PAINE: The story was 10,000 facts that were like puzzle pieces, so the initial structure was to create a puzzle and make the audience figure out the pieces for themselves. A murder mystery, with lots of clues. When Dean came in, he said, let's really think about creating a chronology so people understand what the story is, then we can go into the puzzle.
DEVLIN: One interesting thing about the creative process was that all of us lived through this. All we have to do is see a picture of a crushed car and we're going, oh god, I remember what that was like. So when we had the early cut, there was a certain assumption -- well, everybody already knows all that, let's get to the part people don't know -- and what we realized was that people didn't know. Not only didn't they know the story, they didn't know the electric car existed. So the decision we made was, let's take them on the journey we lived.
PAINE: When GM was taking these cars and destroying them, when you turned in your car they would go over your entire car and say, there's a scratch, you owe us $1,000 -- then two weeks later, crush your car. The saddest thing is when the images of the cars came out on the internet and they wrote the VIN numbers on the sides, customers who had paid the penalties recognized, that's my EV and I just paid $1,500 in penalties!
SEXTON: We could tell from the VIN numbers who had it and how many miles were on it. We could look and say, that car only had 9,000 miles on it. EVs are rated to last several times longer than the average car. These motors are half-million-mile motors.
EAVES: In your film, [battery] inventors Iris and Stan Ovshinsky seem to represent the kind of passionate innovation this country built itself on, versus the tradition of big business we are building today.
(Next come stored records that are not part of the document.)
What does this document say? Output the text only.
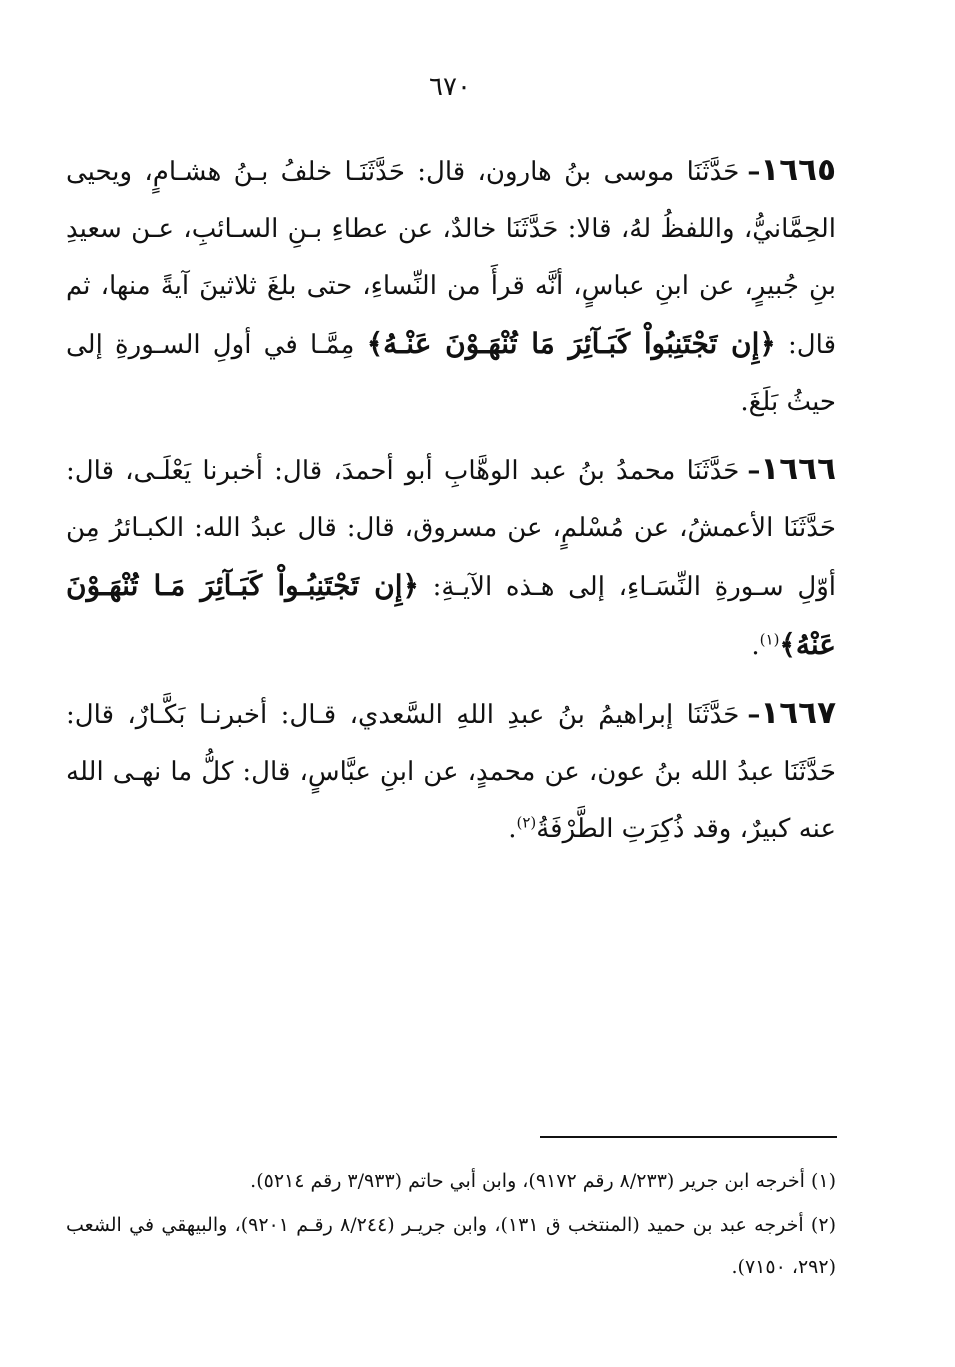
٦٧٠

١٦٦٥–حَدَّثَنَا موسى بنُ هارون، قال: حَدَّثَنَـا خلفُ بـنُ هشـامٍ، ويحيى الحِمَّانيُّ، واللفظُ لهُ، قالا: حَدَّثَنَا خالدٌ، عن عطاءِ بـنِ السـائبِ، عـن سعيدِ بنِ جُبيرٍ، عن ابنِ عباسٍ، أنَّه قرأَ من النِّساءِ، حتى بلغَ ثلاثينَ آيةً منها، ثم قال: ﴿إِن تَجْتَنِبُواْ كَبَـآئِرَ مَا تُنْهَـوْنَ عَنْـهُ﴾ مِمَّـا في أولِ السـورةِ إلى حيثُ بَلَغَ.

١٦٦٦–حَدَّثَنَا محمدُ بنُ عبد الوهَّابِ أبو أحمدَ، قال: أخبرنا يَعْلَـى، قال: حَدَّثَنَا الأعمشُ، عن مُسْلمٍ، عن مسروق، قال: قال عبدُ الله: الكبـائرُ مِن أوّلِ سـورةِ النِّسَـاءِ، إلى هـذه الآيـةِ: ﴿إِن تَجْتَنِبُـواْ كَبَـآئِرَ مَـا تُنْهَـوْنَ عَنْهُ﴾$^{(١)}$.

١٦٦٧–حَدَّثَنَا إبراهيمُ بنُ عبدِ اللهِ السَّعدي، قـال: أخبرنـا بَكَّـارٌ، قال: حَدَّثَنَا عبدُ الله بنُ عون، عن محمدٍ، عن ابنِ عبَّاسٍ، قال: كلُّ ما نهـى الله عنه كبيرٌ، وقد ذُكِرَتِ الطَّرْفَةُ$^{(٢)}$.

(١) أخرجه ابن جرير (٨/٢٣٣ رقم ٩١٧٢)، وابن أبي حاتم (٣/٩٣٣ رقم ٥٢١٤).

(٢) أخرجه عبد بن حميد (المنتخب ق ١٣١)، وابن جريـر (٨/٢٤٤ رقـم ٩٢٠١)، والبيهقي في الشعب (٢٩٢، ٧١٥٠).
Even though they're high-tech, those guys are old-school.
PAINE: The tradition of innovation and invention in this country is amazing, whether it's Paul MacCready or Stan -- the problem is that the vested interests that make their money the pre-invention way can make it very difficult for innovation to reach the market. That energy is still here, but it takes a collective push for it and people paying attention and saying no, this time the law is staying in place, this time we're going to bring these things to market, and I'm going to buy one.
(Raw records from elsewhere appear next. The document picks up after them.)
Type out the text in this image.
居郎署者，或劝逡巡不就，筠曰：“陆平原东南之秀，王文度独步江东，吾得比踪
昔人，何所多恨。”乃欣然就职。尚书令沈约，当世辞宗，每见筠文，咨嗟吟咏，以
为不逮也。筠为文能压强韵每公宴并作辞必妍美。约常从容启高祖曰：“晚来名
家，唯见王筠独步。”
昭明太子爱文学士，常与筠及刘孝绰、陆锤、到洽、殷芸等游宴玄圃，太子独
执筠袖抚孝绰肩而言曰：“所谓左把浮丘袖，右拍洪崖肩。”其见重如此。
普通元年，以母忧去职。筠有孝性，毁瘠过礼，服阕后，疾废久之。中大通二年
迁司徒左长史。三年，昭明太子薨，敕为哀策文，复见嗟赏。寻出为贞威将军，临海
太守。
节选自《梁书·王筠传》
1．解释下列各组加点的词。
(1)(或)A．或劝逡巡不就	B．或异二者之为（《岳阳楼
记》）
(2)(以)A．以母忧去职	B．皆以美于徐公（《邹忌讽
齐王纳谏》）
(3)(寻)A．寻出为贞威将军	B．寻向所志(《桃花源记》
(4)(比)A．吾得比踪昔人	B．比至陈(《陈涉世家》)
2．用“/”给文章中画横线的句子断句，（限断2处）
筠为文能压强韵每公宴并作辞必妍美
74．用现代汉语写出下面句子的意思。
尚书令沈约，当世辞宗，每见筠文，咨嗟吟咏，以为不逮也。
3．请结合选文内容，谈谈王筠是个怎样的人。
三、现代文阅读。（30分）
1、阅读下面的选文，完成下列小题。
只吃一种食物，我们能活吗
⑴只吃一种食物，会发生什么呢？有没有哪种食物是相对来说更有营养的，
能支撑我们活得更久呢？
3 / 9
DEVLIN: One thing that people don't get about this issue is that [driving an electric car] isn't a sacrifice. People look at it as though, it's the environment, so I'll give up all these things. But it has zero impact on your lifestyle. You're still going everywhere you would go. You're still doing everything you would do. Maybe you're saving time because you don't have to go to the gas station. These were fast cars, too. And these were cars that were made 10 years ago. They could only improve.
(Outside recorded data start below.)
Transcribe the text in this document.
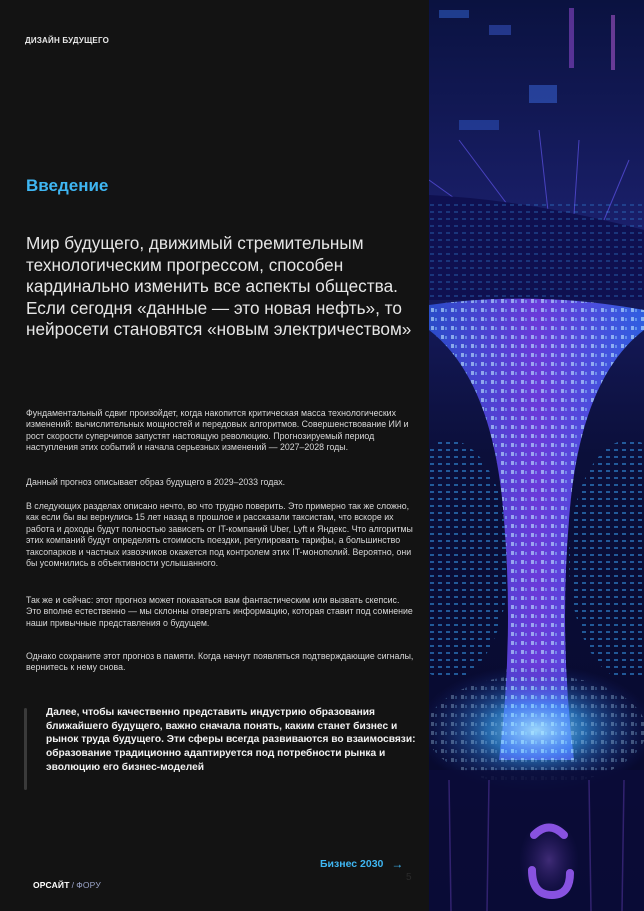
ДИЗАЙН БУДУЩЕГО
Введение

Мир будущего, движимый стремительным технологическим прогрессом, способен кардинально изменить все аспекты общества. Если сегодня «данные — это новая нефть», то нейросети становятся «новым электричеством»

Фундаментальный сдвиг произойдет, когда накопится критическая масса технологических изменений: вычислительных мощностей и передовых алгоритмов. Совершенствование ИИ и рост скорости суперчипов запустят настоящую революцию. Прогнозируемый период наступления этих событий и начала серьезных изменений — 2027–2028 годы.

Данный прогноз описывает образ будущего в 2029–2033 годах.

В следующих разделах описано нечто, во что трудно поверить. Это примерно так же сложно, как если бы вы вернулись 15 лет назад в прошлое и рассказали таксистам, что вскоре их работа и доходы будут полностью зависеть от IT-компаний Uber, Lyft и Яндекс. Что алгоритмы этих компаний будут определять стоимость поездки, регулировать тарифы, а большинство таксопарков и частных извозчиков окажется под контролем этих IT-монополий. Вероятно, они бы усомнились в объективности услышанного.

Так же и сейчас: этот прогноз может показаться вам фантастическим или вызвать скепсис. Это вполне естественно — мы склонны отвергать информацию, которая ставит под сомнение наши привычные представления о будущем.

Однако сохраните этот прогноз в памяти. Когда начнут появляться подтверждающие сигналы, вернитесь к нему снова.

Далее, чтобы качественно представить индустрию образования ближайшего будущего, важно сначала понять, каким станет бизнес и рынок труда будущего. Эти сферы всегда развиваются во взаимосвязи: образование традиционно адаптируется под потребности рынка и эволюцию его бизнес-моделей

Бизнес 2030 →
5
ОРСАЙТ / ФОРУ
EAVES: Obviously you're in favor of electric cars, and the next best thing may be plug-in hybrids -- hybrids that can be charged at night and run on electricity before kicking over to gas. Chelsea, you're an advocate of plug-ins through your organization Plug In America.
DEVLIN: So far, car companies are not really moving toward plug-in hybrids. We're trying to shove them toward them. There's been a lot of pressure, not just from activists. Mayors and governors across the country have signed petitions saying we need to do this. Our hope is that one of the things that comes out of this picture is that people say wait a minute, here is something car companies can do now. Instead of filling your tank every other week, it's every other month.
Environmentally, these are issues that were kind of theoretical, but through things like Katrina, we are really starting to feel the effects of global warming. People know people who are dying overseas in wars that are fought at least in part for oil. Regardless of your political position, nobody wants people to die in a war for oil. We all breathe the same air. We are all paying the same high gas prices. These are the consequences of not embracing these types of technology. Would this solve all those problems? No. Would it make a big dent in them? It could. It really could.